Super Fast String Matching in Python (via) Interesting technique for calculating string similarity at scale in Python, with much better performance than Levenshtein distances. The trick here uses TF/IDF against N-Grams, plus a CSR (Compressed Sparse Row) scipy matrix to run the calculations. Includes clear explanations of each of these concepts.

# 5th November 2017, 3:26 pm / scipy, python

Connecting to Google Sheets with Python. Useful guide to interacting with Google Sheets via the gspread python library, including how to work with Google’s unintuitive “service account keys”.

# 3rd November 2017, 4:13 am / googlespreadsheet, python

How Adversarial Attacks Work. Adversarial attacks against machine learning classifiers involve constructing an input that deliberately produces the wrong classification. This article shows how these can be constructed, and includes examples generated using PyTorch which produce a sports car that gets identified as a toaster and a photo of Sylvester Stallone that gets classified as Keanu Reeves.

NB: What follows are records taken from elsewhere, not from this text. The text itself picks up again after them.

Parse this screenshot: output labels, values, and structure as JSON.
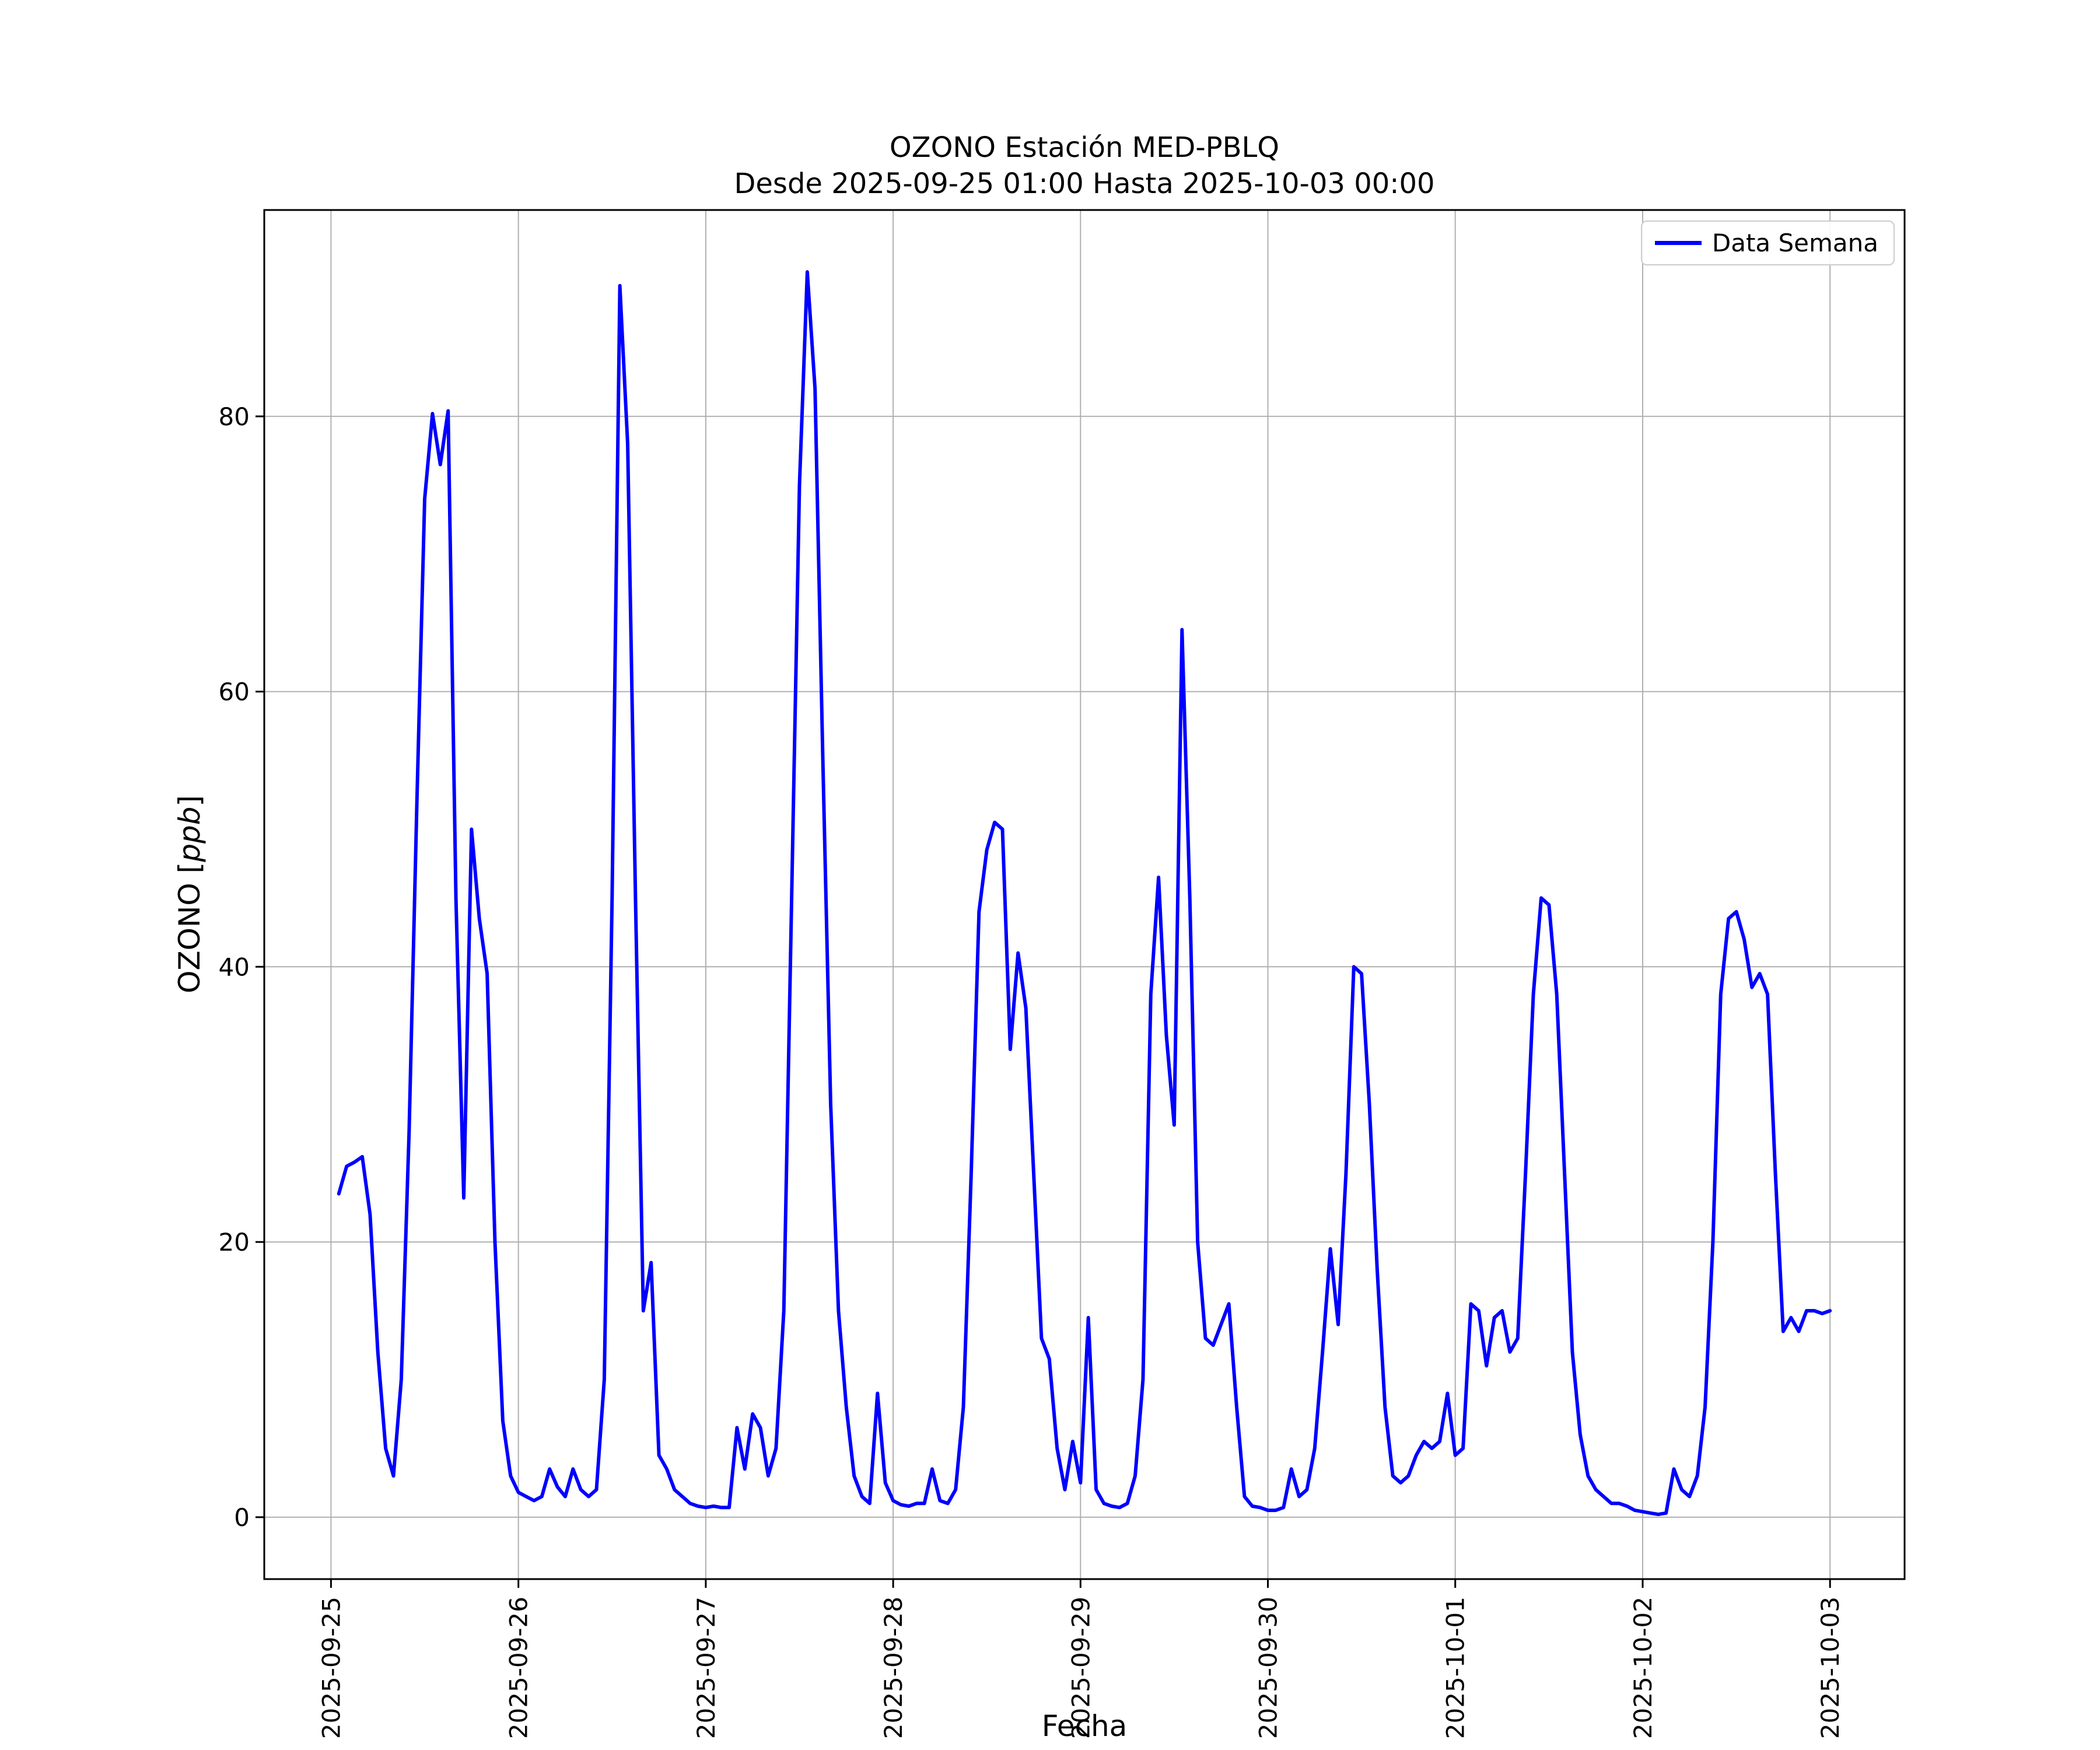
{
  "title": {
    "line1": "OZONO Estación MED-PBLQ",
    "line2": "Desde 2025-09-25 01:00 Hasta 2025-10-03 00:00"
  },
  "axes": {
    "xlabel": "Fecha",
    "ylabel_prefix": "OZONO [",
    "ylabel_unit": "ppb",
    "ylabel_suffix": "]"
  },
  "legend": {
    "label": "Data Semana"
  },
  "colors": {
    "line": "#0000ff",
    "grid": "#b0b0b0",
    "spine": "#000000",
    "legend_edge": "#cccccc"
  },
  "chart_data": {
    "type": "line",
    "title": "OZONO Estación MED-PBLQ",
    "subtitle": "Desde 2025-09-25 01:00 Hasta 2025-10-03 00:00",
    "xlabel": "Fecha",
    "ylabel": "OZONO [ppb]",
    "x_start": "2025-09-25 01:00",
    "x_end": "2025-10-03 00:00",
    "x_interval_hours": 1,
    "x_tick_labels": [
      "2025-09-25",
      "2025-09-26",
      "2025-09-27",
      "2025-09-28",
      "2025-09-29",
      "2025-09-30",
      "2025-10-01",
      "2025-10-02",
      "2025-10-03"
    ],
    "x_tick_hour_offsets": [
      -1,
      23,
      47,
      71,
      95,
      119,
      143,
      167,
      191
    ],
    "y_ticks": [
      0,
      20,
      40,
      60,
      80
    ],
    "ylim": [
      -4.5,
      95
    ],
    "grid": true,
    "legend_position": "upper right",
    "series": [
      {
        "name": "Data Semana",
        "color": "#0000ff",
        "values": [
          23.5,
          25.5,
          25.8,
          26.2,
          22,
          12,
          5,
          3,
          10,
          28,
          52,
          74,
          80.2,
          76.5,
          80.4,
          45,
          23.2,
          50,
          43.5,
          39.5,
          20,
          7,
          3,
          1.8,
          1.5,
          1.2,
          1.5,
          3.5,
          2.2,
          1.5,
          3.5,
          2,
          1.5,
          2,
          10,
          45,
          89.5,
          78,
          45,
          15,
          18.5,
          4.5,
          3.5,
          2,
          1.5,
          1,
          0.8,
          0.7,
          0.8,
          0.7,
          0.7,
          6.5,
          3.5,
          7.5,
          6.5,
          3,
          5,
          15,
          45,
          75,
          90.5,
          82,
          55,
          30,
          15,
          8,
          3,
          1.5,
          1,
          9,
          2.5,
          1.2,
          0.9,
          0.8,
          1,
          1,
          3.5,
          1.2,
          1,
          2,
          8,
          25,
          44,
          48.5,
          50.5,
          50,
          34,
          41,
          37,
          25,
          13,
          11.5,
          5,
          2,
          5.5,
          2.5,
          14.5,
          2,
          1,
          0.8,
          0.7,
          1,
          3,
          10,
          38,
          46.5,
          35,
          28.5,
          64.5,
          45,
          20,
          13,
          12.5,
          14,
          15.5,
          8,
          1.5,
          0.8,
          0.7,
          0.5,
          0.5,
          0.7,
          3.5,
          1.5,
          2,
          5,
          12,
          19.5,
          14,
          25,
          40,
          39.5,
          30,
          18,
          8,
          3,
          2.5,
          3,
          4.5,
          5.5,
          5,
          5.5,
          9,
          4.5,
          5,
          15.5,
          15,
          11,
          14.5,
          15,
          12,
          13,
          25,
          38,
          45,
          44.5,
          38,
          25,
          12,
          6,
          3,
          2,
          1.5,
          1,
          1,
          0.8,
          0.5,
          0.4,
          0.3,
          0.2,
          0.3,
          3.5,
          2,
          1.5,
          3,
          8,
          20,
          38,
          43.5,
          44,
          42,
          38.5,
          39.5,
          38,
          25,
          13.5,
          14.5,
          13.5,
          15,
          15,
          14.8,
          15
        ]
      }
    ]
  }
}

# 2nd November 2017, 8:25 pm / machine-learning, python

A Minimalist Guide to SQLite. Pretty comprehensive actually—covers the sqlite3 command line app, importing CSVs, integrating with Python, Pandas and Jupyter notebooks, visualization and more.

# 2nd November 2017, 1:23 am / sqlite, pandas, jupyter, python

Exploring United States Policing Data Using Python. Outstanding introduction to data analysis with Jupyter and Pandas.

# 29th October 2017, 4:58 pm / pandas, open-data, jupyter, python

Fast GeoSpatial Analysis in Python. Some clever advanced performance tricks with Cython and Dask, but it also introduced me to GeoPandas.